Note: No waiting period applies if the service is caused by an accident. The waiting period starts from the date of inclusion of each Insured Party in the coverage.
Please note that we are not an insurance company, nor are we an insurance broker. Our role is to assist you with the necessary administrative tasks required to access health insurance coverage in Spain, including helping you obtain a Non-Resident Identification Number (NIE), facilitating mail forwarding, managing payments, and providing customer support. We connect you with the insurance provider, but the actual coverage and policy details are handled directly by the insurance company.
This page provides information about a standard insurance policy. Pre-existing conditions may be excluded from coverage, and terms of the policy may vary. Please note that there is no coverage available in the United States; to access coverage, you must travel to Spain. A quote will be issued by the insurance company, detailing your coverage.

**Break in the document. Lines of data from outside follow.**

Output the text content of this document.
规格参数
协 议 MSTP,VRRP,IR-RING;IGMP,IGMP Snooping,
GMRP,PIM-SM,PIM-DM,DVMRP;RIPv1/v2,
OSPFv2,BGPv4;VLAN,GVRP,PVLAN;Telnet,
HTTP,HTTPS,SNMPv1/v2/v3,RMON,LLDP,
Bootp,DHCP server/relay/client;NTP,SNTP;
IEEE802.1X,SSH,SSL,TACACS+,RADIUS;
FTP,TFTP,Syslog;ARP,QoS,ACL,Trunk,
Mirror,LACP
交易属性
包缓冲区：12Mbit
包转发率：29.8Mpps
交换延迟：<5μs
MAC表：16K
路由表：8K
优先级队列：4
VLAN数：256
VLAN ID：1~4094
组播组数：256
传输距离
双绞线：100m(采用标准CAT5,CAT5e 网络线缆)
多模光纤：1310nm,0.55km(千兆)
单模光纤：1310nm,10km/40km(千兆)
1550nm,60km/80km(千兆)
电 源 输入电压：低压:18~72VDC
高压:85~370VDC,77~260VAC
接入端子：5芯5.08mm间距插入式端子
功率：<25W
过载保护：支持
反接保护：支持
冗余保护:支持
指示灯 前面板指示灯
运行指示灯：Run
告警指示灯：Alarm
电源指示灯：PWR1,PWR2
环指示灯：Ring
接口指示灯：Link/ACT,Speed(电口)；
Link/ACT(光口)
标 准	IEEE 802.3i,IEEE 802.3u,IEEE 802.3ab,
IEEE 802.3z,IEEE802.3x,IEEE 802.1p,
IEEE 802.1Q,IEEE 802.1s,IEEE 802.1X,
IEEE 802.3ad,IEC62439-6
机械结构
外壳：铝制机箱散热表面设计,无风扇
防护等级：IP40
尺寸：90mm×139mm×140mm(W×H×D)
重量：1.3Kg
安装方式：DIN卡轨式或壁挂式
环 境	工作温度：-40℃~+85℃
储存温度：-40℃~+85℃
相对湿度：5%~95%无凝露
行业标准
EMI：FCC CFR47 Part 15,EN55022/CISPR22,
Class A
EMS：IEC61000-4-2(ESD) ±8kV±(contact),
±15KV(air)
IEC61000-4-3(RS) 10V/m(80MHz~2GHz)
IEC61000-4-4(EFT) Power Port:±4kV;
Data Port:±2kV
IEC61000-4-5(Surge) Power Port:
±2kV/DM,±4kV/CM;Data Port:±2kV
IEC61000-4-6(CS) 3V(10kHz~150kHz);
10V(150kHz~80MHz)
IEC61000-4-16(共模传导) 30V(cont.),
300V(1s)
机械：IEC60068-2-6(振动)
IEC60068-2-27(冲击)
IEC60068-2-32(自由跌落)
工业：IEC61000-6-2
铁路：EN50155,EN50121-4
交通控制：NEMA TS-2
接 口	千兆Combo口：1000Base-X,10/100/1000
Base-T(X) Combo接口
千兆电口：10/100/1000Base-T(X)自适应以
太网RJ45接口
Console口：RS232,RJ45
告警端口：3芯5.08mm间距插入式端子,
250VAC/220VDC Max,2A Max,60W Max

Obtaining a NIE is mandatory to access this insurance policy. Eligibility for the insurance policy, is determined by the insurance company and their terms and conditions.
We are not responsible for any claims, disputes, or issues related to the insurance policy. All legal matters, including disputes, are governed by the laws of Spain, and jurisdiction lies with the courts in Spain.
By using our services, you acknowledge that we are not responsible for the terms, claims, or coverage of the insurance policy and that you have read and understood the terms provided by the insurance company.